Malware Epidemics Effects in a Lanchester Conflict Model
This addresses the problem of integrating cyber threats into military combat modeling for defense planners, but it is incremental as it applies existing models to a new combined scenario.
The authors tackled the problem of modeling how self-replicating malware infections affect military forces in kinetic combat by proposing a framework that combines Lanchester attrition models with SIR-like malware propagation, using Monte-Carlo simulations to assess risks under uncertainty. The result shows that large uncertainties can lead to outcomes significantly different from point estimates, with the framework providing practical options for parameter determination and result utilization.

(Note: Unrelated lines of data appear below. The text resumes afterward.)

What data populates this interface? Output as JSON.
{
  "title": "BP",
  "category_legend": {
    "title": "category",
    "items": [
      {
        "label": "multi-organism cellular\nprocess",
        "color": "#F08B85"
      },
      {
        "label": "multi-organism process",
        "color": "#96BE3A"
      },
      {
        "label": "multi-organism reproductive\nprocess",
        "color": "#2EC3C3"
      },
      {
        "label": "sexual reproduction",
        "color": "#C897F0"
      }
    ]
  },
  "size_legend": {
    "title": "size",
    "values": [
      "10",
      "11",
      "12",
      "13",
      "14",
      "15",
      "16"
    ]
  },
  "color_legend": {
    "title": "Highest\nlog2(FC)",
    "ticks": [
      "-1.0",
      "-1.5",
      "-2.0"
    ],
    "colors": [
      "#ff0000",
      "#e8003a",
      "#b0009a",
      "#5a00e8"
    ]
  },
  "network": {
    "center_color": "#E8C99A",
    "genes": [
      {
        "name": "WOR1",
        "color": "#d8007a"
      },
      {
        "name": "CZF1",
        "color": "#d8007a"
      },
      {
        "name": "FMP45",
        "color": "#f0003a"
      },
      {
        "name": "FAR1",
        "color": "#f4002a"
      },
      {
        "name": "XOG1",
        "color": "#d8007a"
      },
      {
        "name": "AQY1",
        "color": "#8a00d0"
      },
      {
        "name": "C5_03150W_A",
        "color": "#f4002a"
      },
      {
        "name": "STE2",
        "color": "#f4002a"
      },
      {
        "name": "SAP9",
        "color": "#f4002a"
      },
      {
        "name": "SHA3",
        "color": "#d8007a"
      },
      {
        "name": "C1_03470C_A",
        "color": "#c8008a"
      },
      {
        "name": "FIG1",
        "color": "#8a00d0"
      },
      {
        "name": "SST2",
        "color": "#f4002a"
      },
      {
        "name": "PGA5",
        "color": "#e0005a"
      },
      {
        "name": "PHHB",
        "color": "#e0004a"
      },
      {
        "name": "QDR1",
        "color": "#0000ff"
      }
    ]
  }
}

We propose a framework for examining the effects of infections with self-replicating malware on military forces engaged in kinetic combat. The framework uses models, in which kinetic attrition is represented by a Lanchester model coupled with an SIR-like model describing the malware propagation across the forces. Basic knowledge about the expected circumstances restricts the set of scenarios to be analyzed using the model. Remaining uncertainties are taken into account as random variations given by information-theoretic principles. The situation assessment is realized by Monte-Carlo simulations with the risk as a possible assessment measure. An application of the proposed framework to a simple exemplary situation demonstrates its usage in practice. The assumed uncertainties about the considered situation lead to an outcome statistics, which changes corresponding to the improving knowledge about the situation. Large uncertainties may lead to results profoundly different from point estimates. For assuring practicability, the paper provides options to determine the values of important model parameters by measurement. It also discusses how to utilize the assessment results calculated with help of the framework.